Las disputas entre los filósofos presocráticos, derivadas de tesis contradictorias sobre la naturaleza del mundo y del cosmos, contribuyeron a que perdieran crédito entre sus contemporáneos. Simultáneamente, hacia mediados del siglo V a.C. comenzó a desarrollarse la prédica de los sofistas. Eran estos hombres que, generalmente, impartían enseñanzas a discípulos ávidos de obtener honores y prestigio en la democracia ateniense.
“La sofística -sostiene Maritain en su “Introducción a la Filosofía”-no fue una doctrina, sino más bien una actitud viciosa del espíritu. Buscaron las ventajas de la ciencia sin buscar la verdad.” Contribuyeron, empero, a que los hombres del pensamiento se apartaran un tanto de su preocupación por los astros para prestar atención a las cuestiones que conciernen al hombre y a la vida social. Con los sofistas, el interés se centra en disciplinas como la gramática, la música y la psicología, y, sobretodo, en la oratoria, la retórica y la política. Prescindente en cuanto a la posibilidad de conocer las esencias, se inclinaron más bien a enseñar la técnica de la persuación, la forma de sobresalir en la Asamblea, en fin, el camino hacia el éxito en la política.
Hay, sin embargo, un aporte muy importante de los sofistas a la evolución de las ideas políticas. Ellos distinguieron entre la naturaleza (physis) y la ley o convención (gnomos). En la primera rige la ley de la casualidad. La naturaleza es siempre uniforme con prescindencia de los criterios y las preferencias humanas. En cambio, el gnomos sería el producto de la convención, de la voluntad de los fuertes -según Calicles- o la decisión de los débiles para defenderse de quienes tienen mayor poder, según el criterio de otros sofistas.
Esta distinción entre physis y gnomos estuvo ligada a sus posiciones relativistas. Fue, no obstante, la base de una sistematización posterior, que adquirirá auge en la época helenística, y que tendrá su culminación en las enseñanzas de los estoicos romanos.
Se tranformaron en un factor de decadencia de la democracia ateniense.
Protágoras (481-411) fue una de las figuras más relevantes entre los sofistas. Autor de la conocida sentencia: “El hombre es la medida de todas las cosas”, fue uno de los propulsores del relativismo filosófico y teológico.
Con Gorgias (483-375), el relativismo llegó a su previsible conclusión: el NIHILISMO. Para sus discípulos su enseñanza podía resumirse en tres proposiciones: 1)-Nada es. 2)-Si algo es, es incognoscible para el hombre. 3)-Si es cognoscible, es incomunicable a los demás.
Fueron varios los que impartieron este tipo de enseñanza aparte de Protágoras y Gorgias. Calicles proclamó la supremacía de los fuertes sobre los débiles. Trisímaco consideraba que lo útil debía reputarse justo. Arquelao de Mileto, Licofrón, Pródico de Ceos, Glaucón, Faleas, Hippías y otros expositores de la escuela contribuyeron al deterioro de las tradiciones helénicas y a degradar las costumbres y las leyes.
“Los sofistas -señala Julián Marías-introdujeron en la vida intelectual la duda sobre las cuestiones decisivas. Después de distinguir lo que es justo por naturaleza de lo que es justo por convención, apenas encuentran en ninguna parte lo primero; de ahí a la idea de que toda justicia en un convenio no había más que un paso, y es el que dan Trisímaco y Glaucón: la fuerza de la ley, que antes era cosa de la Naturaleza o de la voluntad de los dioses, se desvanece; el Estado no va a ser más que una convención o el mero imperio de la fuerza”.
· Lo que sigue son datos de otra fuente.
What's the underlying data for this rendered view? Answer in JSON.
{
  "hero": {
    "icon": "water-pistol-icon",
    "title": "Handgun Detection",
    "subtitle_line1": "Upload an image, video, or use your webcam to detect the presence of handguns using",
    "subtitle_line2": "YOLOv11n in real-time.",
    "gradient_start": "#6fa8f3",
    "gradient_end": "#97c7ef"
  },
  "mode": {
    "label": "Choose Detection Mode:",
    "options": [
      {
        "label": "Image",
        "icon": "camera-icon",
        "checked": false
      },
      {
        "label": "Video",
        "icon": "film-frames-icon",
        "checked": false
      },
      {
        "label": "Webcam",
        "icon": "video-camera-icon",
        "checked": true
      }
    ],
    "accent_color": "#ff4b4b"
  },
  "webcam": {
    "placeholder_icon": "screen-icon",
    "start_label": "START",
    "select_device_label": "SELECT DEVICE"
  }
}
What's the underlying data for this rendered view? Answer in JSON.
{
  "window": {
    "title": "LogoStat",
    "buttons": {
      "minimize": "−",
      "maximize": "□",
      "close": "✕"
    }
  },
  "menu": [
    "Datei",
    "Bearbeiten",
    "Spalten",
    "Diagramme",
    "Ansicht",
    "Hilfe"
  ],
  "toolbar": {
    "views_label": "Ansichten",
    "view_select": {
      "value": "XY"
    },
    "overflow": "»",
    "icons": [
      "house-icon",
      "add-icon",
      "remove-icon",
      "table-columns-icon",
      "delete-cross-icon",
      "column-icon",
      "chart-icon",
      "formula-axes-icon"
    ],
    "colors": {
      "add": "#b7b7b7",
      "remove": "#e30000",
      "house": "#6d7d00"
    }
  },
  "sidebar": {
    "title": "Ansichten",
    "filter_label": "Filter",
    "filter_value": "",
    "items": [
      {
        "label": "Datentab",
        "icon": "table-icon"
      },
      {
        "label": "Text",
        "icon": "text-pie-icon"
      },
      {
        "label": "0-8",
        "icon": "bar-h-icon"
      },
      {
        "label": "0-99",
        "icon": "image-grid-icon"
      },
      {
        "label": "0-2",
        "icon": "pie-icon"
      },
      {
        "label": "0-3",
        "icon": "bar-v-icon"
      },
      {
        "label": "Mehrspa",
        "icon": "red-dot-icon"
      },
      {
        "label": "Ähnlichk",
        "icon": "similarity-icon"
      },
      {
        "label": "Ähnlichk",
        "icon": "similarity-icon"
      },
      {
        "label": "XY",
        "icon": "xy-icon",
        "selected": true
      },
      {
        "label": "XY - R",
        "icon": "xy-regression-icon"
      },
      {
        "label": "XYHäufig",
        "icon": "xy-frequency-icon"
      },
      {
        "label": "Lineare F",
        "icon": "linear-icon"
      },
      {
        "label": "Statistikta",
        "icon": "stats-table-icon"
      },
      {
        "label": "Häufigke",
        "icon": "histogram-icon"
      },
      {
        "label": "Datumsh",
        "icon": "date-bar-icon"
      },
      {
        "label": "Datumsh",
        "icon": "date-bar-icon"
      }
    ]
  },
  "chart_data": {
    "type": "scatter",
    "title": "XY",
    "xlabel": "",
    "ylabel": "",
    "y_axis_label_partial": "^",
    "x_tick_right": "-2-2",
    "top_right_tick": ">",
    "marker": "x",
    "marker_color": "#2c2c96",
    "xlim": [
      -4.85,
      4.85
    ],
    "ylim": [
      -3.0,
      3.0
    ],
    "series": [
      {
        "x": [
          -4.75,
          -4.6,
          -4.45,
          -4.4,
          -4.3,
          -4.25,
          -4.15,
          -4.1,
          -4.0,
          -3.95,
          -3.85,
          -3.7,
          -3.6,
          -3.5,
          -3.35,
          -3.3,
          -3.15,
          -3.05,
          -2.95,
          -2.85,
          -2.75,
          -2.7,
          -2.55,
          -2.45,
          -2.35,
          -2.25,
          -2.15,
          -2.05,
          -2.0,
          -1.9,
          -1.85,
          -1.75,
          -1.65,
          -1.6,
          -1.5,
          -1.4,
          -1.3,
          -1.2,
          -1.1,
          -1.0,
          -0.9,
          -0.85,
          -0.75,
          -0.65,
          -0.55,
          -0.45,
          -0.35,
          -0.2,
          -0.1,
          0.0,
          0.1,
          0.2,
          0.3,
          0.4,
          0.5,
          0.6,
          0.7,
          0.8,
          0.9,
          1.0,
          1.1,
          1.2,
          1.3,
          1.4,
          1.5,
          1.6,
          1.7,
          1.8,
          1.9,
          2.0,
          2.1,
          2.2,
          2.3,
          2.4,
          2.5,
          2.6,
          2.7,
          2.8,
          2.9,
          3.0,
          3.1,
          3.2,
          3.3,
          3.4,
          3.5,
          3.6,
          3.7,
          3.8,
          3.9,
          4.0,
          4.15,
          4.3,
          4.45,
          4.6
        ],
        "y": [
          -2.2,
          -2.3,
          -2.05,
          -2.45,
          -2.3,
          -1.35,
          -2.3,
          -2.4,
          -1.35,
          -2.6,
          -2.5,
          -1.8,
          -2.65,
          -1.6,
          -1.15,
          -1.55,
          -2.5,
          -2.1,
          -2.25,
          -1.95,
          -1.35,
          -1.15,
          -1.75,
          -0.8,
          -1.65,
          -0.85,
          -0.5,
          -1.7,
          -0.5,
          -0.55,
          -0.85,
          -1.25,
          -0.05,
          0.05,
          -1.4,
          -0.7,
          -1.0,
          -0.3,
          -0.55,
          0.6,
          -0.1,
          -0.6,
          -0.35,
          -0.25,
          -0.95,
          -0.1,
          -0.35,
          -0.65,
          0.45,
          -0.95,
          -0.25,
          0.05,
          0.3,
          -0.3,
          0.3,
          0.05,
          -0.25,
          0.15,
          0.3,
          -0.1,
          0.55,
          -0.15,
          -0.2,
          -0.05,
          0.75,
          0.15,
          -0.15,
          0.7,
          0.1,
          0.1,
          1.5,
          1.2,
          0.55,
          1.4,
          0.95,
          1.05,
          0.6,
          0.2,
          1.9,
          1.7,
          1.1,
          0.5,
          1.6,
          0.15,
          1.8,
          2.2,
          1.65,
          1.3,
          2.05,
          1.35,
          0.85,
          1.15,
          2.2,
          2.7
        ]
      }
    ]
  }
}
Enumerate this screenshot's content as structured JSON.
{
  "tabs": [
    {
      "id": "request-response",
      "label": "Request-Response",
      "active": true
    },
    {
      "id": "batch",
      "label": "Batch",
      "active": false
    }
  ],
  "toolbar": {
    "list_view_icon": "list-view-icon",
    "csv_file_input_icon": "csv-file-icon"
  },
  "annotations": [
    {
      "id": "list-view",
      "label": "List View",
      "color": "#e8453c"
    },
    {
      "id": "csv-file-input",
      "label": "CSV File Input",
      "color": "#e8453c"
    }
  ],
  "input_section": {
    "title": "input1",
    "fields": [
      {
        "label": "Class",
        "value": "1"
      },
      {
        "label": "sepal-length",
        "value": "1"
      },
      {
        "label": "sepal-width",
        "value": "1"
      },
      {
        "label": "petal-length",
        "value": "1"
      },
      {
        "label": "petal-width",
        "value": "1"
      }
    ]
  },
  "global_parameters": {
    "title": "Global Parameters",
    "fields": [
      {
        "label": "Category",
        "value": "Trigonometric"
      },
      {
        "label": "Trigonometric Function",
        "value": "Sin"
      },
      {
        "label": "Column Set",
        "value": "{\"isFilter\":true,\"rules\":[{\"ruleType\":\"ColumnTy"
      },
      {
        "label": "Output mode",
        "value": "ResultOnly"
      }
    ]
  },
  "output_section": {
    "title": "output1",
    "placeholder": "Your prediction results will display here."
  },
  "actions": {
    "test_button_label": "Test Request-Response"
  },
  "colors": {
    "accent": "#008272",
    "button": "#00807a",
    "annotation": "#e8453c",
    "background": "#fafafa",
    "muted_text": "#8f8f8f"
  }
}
Es indudable que los sofistas contribuyeron al desarrollo de la lógica, al menos en el sentido que obligaron a Sócrates y Platón a hacer un esfuerzo intelectual para refutarles y demostrar la efectiva vigencia de los principios de identidad y no contradicción. Pero como lo destaca Jacques Chevalier en su “Historia del Pensamiento”, los sofistas ejercieron una influencia fatal en la democracia ateniense: “Bien pronto el poder de la palabra se convierte en el principal medio de gobierno: el pueblo soberano no es más que un instrumento dócil en las manos de los retóricos y de los sofistas, que abusan y se mofan de él, que sustituyen la búsqueda de la verdad por el ansia de éxito y arrastran con el incentivo engañoso de la falsa ciencia a una juventud presuntosa, ávida y considerada, a la que llenaban, dice Plutarco, de una gran opinión de sí mismos. Desde entonces, no se trata ya de saber lo que es, sino de hacer triunfar con habilidad la tesis, cualquiera que sea, que resulte más aprovechable para el que la sostiene. Las cualidades mismas del pueblo griego se prestaban a este juego subversivo: alejado de lo verdaderom que lo orienta y lo disciplina, el espíritu griego, que se reveló capaz de las mayores realizaciones, se desliza suavemente hacia una dialéctica sutil, capciosa, engañosa y, en fin de cuentas, destructora de todo.”
Los sofistas, con su prédica, contribuyeron al derrumbe político de Atenas. La demagogia, el libertinaje, la incredulidad y el escepticismo se apoderan paulatinamente de los espíritus. A Sócrates le corresponde el mérito inmenso de haber salvado la cultura occidental, rectificando los extravíos de los sofistas advirtiendo, con su enseñanza, su vida y su muerte, que el camino del verdadero progreso espiritual se encuentra orientado hacia la búsqueda difícil pero posible de la verdad, el bien, la virtud y la justicia.
Bibliografía Utilizada
1- “Historia de las Ideas Políticas” de Alberto Rodríguez Varela, Editorial A-Z.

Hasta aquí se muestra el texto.